A recent study has revealed erectile dysfunction can be linked to gum disease.

The research1, carried out on 70 male subjects, showed a correlation between gum disease and the ability to achieve an erection. The data indicates that as the severity of erectile dysfunction increased, so did the prevalence of chronic periodontitis (gum disease). Overall, more than four out of five men (81.8 per cent) with severe erectile dysfunction had gum disease. In comparison, in cases of mild erectile dysfunction, the incidence of gum disease was less than two in five men.

According to the National Institutes of Health2, erectile dysfunction is defined as the inability to attain and or maintain an erection sufficient for satisfactory sexual performance. It is a condition that affects one in 10 men worldwide, and is more commonly experienced after the age of 403.

Chief Executive of the British Dental Health Foundation, Dr Nigel Carter, believes the stigma attached to the subject could be forcing men up and down the country to turn a blind eye on their oral health.

Dr Carter said: "To associate gum disease, the major preventable cause of tooth loss in adults, with such a taboo subject amongst males is not something that should be taken lightly. If, in theory, four out of five men who suffer from erectile dysfunction have poor oral health, the effect it could have on their general health poses a serious health risk to those individuals affected.

"It is a well-known fact that gum disease has been linked to many conditions in the past that can have a detrimental effect on your general health such as heart disease and diabetes. When people have gum disease, bacteria from the mouth can get into their bloodstream, so it should therefore come as no surprise that this piece of research has linked vascular erectile dysfunction, another cardiac-related condition, with gum disease.

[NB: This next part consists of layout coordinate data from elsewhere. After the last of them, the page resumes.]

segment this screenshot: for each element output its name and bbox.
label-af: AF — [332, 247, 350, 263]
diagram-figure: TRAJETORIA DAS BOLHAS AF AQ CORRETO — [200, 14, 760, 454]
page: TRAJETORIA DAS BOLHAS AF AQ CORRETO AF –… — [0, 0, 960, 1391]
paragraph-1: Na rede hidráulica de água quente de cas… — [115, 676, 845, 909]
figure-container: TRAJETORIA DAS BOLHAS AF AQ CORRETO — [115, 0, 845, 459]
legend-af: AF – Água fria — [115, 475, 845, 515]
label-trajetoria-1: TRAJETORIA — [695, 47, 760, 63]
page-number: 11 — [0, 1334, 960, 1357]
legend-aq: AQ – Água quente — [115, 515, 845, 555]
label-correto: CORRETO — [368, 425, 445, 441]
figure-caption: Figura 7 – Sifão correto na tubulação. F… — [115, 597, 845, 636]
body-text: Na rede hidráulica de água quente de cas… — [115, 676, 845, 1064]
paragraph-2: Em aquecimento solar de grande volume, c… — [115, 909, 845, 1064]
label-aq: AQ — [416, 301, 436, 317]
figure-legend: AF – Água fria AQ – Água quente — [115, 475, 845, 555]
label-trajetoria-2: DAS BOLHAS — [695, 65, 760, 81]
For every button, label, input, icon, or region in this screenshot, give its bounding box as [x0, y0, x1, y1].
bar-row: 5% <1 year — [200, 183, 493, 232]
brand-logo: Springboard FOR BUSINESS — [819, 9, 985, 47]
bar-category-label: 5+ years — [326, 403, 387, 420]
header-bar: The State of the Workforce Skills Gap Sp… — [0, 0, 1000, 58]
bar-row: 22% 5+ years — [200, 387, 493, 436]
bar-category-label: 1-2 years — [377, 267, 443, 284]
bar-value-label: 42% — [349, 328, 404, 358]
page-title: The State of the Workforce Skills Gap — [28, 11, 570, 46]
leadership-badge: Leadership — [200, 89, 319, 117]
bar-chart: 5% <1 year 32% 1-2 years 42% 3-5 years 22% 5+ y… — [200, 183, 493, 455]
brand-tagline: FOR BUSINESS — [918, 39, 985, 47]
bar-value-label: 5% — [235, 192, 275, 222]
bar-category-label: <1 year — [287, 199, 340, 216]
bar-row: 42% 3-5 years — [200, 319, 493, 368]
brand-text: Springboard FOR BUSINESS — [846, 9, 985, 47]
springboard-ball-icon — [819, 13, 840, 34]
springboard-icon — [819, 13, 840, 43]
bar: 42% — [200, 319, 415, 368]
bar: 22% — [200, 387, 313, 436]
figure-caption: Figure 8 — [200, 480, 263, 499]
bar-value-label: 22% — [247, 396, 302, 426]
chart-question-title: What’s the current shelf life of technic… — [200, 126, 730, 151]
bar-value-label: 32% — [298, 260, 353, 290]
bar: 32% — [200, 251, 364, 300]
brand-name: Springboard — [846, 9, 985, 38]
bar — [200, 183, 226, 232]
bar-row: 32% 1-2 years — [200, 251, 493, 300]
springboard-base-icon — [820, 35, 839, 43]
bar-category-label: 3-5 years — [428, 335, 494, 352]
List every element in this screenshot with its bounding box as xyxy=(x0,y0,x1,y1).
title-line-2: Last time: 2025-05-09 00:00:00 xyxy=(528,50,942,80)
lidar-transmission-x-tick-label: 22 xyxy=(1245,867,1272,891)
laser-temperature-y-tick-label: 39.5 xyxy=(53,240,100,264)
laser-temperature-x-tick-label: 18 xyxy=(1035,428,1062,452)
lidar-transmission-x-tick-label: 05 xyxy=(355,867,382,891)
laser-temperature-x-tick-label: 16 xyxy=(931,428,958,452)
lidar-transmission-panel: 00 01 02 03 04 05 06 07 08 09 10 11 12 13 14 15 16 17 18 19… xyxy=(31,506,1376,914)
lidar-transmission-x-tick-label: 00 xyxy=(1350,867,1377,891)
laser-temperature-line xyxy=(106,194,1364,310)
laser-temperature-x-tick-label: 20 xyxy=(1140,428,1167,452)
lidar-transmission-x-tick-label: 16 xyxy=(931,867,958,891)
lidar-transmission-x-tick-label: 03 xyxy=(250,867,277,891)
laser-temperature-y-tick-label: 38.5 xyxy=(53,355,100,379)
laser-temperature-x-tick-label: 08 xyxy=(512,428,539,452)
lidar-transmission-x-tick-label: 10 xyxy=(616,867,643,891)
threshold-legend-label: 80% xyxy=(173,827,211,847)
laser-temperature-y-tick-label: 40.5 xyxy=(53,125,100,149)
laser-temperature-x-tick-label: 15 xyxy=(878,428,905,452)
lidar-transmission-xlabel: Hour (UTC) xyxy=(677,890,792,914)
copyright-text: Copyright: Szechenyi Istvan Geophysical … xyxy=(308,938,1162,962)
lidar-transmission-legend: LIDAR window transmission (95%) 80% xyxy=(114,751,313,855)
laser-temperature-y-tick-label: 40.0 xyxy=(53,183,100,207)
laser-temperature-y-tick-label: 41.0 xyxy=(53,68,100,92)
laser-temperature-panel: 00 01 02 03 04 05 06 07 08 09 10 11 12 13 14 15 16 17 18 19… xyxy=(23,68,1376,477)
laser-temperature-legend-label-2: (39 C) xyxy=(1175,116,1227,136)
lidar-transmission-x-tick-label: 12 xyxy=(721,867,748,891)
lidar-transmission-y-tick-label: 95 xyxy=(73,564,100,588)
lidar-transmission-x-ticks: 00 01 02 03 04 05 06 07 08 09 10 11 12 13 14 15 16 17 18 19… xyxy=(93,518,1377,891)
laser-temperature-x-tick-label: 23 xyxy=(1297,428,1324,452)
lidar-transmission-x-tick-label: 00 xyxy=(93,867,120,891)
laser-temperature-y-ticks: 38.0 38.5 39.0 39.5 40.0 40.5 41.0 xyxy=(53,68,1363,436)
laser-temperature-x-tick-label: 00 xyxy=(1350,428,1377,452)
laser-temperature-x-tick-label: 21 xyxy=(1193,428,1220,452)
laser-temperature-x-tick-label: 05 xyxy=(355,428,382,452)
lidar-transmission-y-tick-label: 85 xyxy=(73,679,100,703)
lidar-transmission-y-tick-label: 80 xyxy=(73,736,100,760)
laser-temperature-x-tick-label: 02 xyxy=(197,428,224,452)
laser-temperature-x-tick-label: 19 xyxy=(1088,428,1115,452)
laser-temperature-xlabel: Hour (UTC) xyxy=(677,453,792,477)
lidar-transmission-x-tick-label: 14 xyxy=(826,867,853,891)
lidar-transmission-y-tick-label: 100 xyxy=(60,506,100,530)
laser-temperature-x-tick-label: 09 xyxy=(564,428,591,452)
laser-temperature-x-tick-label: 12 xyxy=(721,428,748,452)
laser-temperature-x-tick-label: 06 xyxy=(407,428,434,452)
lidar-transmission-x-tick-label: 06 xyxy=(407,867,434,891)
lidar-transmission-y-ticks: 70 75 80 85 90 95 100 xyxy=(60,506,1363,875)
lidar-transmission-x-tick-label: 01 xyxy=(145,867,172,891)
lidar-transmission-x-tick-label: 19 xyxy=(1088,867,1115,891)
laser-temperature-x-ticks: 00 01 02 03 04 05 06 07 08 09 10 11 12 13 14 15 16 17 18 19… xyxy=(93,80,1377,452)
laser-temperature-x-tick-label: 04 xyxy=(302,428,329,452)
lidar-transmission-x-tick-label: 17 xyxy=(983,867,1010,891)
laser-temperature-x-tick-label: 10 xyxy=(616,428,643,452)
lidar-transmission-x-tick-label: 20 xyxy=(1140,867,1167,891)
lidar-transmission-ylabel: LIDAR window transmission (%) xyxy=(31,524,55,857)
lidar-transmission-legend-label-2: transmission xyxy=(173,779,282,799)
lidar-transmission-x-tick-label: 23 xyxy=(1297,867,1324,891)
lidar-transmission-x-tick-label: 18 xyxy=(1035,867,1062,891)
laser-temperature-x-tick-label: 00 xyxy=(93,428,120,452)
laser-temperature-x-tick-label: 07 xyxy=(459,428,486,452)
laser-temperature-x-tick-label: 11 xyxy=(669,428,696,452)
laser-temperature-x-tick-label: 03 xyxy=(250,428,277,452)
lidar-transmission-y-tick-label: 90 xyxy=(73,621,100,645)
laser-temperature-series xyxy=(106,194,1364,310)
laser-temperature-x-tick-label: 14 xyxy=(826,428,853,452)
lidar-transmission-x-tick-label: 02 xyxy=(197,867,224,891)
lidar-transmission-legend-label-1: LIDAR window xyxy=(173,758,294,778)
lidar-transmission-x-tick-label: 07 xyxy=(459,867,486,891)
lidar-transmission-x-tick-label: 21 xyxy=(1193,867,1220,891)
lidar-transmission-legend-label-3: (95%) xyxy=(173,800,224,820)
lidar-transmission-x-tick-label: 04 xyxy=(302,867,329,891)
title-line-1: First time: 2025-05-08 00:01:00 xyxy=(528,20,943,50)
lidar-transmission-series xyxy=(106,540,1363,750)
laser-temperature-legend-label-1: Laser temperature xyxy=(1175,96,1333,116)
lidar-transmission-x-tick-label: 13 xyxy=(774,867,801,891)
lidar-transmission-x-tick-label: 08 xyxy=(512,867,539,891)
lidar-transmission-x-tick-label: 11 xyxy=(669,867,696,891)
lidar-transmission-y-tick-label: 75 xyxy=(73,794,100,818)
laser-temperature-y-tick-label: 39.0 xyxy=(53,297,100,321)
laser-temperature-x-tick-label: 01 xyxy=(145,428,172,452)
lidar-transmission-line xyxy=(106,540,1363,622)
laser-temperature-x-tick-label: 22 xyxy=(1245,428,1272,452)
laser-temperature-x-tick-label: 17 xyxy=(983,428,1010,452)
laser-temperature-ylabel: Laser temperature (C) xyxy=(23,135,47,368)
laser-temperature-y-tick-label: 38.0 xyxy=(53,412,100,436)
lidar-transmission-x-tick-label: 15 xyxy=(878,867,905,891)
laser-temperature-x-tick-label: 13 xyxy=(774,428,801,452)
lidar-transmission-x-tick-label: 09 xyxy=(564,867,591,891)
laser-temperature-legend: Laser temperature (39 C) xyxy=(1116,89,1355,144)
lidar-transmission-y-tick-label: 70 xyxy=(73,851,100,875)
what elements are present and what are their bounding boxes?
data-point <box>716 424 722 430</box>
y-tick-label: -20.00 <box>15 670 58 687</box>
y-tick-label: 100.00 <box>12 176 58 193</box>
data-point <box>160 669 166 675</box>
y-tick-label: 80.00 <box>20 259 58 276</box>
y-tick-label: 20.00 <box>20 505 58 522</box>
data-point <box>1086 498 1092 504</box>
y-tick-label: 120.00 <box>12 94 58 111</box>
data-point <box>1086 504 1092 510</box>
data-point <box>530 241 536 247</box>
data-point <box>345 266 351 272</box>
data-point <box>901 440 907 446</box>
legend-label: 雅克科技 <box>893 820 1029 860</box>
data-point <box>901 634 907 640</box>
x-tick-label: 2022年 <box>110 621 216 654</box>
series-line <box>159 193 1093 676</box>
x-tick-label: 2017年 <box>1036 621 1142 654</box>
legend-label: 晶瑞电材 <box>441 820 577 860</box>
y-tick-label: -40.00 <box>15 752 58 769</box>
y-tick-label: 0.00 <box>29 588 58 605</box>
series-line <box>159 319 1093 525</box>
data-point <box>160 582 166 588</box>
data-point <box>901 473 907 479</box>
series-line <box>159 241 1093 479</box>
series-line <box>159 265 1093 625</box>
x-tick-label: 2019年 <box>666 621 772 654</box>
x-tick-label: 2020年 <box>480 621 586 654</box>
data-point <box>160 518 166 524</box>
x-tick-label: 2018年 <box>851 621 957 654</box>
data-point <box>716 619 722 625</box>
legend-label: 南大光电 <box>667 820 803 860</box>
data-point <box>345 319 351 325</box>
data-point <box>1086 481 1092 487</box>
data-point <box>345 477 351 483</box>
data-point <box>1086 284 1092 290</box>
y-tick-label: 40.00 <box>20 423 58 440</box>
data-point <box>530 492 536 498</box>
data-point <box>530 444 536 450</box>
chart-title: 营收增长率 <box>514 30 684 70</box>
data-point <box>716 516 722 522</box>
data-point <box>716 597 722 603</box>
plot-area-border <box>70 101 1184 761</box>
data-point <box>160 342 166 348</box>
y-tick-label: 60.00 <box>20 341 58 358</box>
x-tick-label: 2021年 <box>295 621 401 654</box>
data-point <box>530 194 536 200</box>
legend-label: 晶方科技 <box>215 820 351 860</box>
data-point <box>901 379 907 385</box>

"The best way to combat oral health problems is to think prevention and develop a good routine to keep your teeth and gums healthy at home. By brushing for two minutes twice a day using a fluoride toothpaste, by reducing the frequency of how often you have sugary foods and drinks and by visiting your dentist regularly, as often as they recommend and by interdental brushing, you stand a far greater chance of having good oral health."

For men who experience erectile dysfunction and resulting anxiety, loss of self-esteem, lack of self-confidence, tension and difficulty in the relationship with their partner, the message is simple. Dr Carter said: "As the findings of this study suggests, looking after your gums and oral health in general can reduce this risk and in turn offer better quality of life."


1. Pradeep, A R., Sharma Anuj., and Arjun Raju P. (2011). Association Between Chronic Periodontitis and Vasculogenic Erectile Dysfunction, Journal of Periodontology, 0:0, 1-7.

2. National Institutes of Health Consensus Development Panel on Impotence. Impotence. JAMA 1993; 270: 83-90.

3. Krane RJ, Goldstein I, Saenz de Tejada I. Impotence. N Engl J Med 1989; 321: 1648-59.